So you have arrived at your idea for the game you want to create. You have things written down all over the place and charts and drawings that detail out your workflow and you are just ready to get into the thick of things and start the dirty work. That’s great and all but really, ideas are not worth much, only execution and implementation matter in the end. To help you on your way to execution you would be wise to start off with a prototype.
What is a Prototype
Many people confuse a prototype with the alpha stage of development. A prototype is much more basic than your alpha and ultimately just serves as a ‘proof of concept’ stage, something small and dirty that will never be seen by anyone other than yourself that proves to you that your ideas are possible and if it is worth investing the time to fully see it out. You don’t need it to look fancy and clean, you absolutely don’t need a team, all you need to know is what you are doing and what your core mechanics will be. Focus on the core of your game and throw away the rest for right now. You want to come up with and test out the mechanics that will define your game and give it the life you want others to share. The prototype is your pre-birth stage, few will see it but it is your pride and joy that you hope will come out and grow to be big and strong.
Timing is essential
You want to focus on defining your mechanics but you don’t want to take too much time doing so or else you may end up exhausting your resources too quick for absolutely nothing in the end. Every prototype period should be no longer than 2 months and that is pushing it. Like stated above, you aren’t looking to make anything flashy, just something that you can look at and say “Yeah that works! Let’s do it for real!”
Efficiency is key
While you don’t want to sink endless hours into organizing your code, there is no denying how important clean code is. Having to read your code from last night can prove to be difficult if it’s too dirty and lead you down a long road of translating last-nights haphazard design into tomorrow’s successful game. Organizing and commenting your code allows to you reuse the code later. While it seems like a waste of time to work in an organized manner, you’ll find that it helps you trace any mistakes back to the source which saves you precious time. Why spend time juggling bugs in the code when you could snip it at the source? While it may seem like a chore at first, being tidy helps save you time in the long run, even if the prototype is your rough draft!
Save time by scrapping the prototype code
Seriously. Just scrap the code you used on the prototype once you move on.
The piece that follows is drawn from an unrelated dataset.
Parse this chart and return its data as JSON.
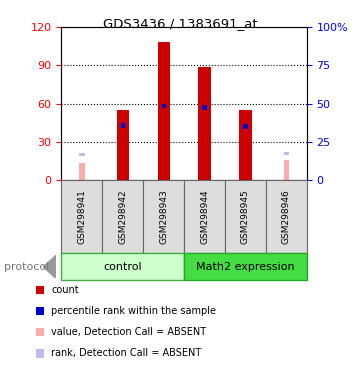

Keep the core ideas you learned so that you can now focus on refining and rebuilding but don’t try and go back into the mess of the prototype code and try to re-work it to be more presentable. It should be an absolute nightmare of code and no reasonable soul should ever have to revisit any of it. You just spent a month+ working on something to prove to yourself it can be done, that’s all. You didn’t just spend a month+ working on actual workable production code so don’t treat it as such. Now that you know how things work, the real code will be super easy to rebuild from the ground up. With the knowledge you’ve gained you can now rewrite your one month+ code into one week. If you even consider basing your game on prototype code, don’t. Just don’t.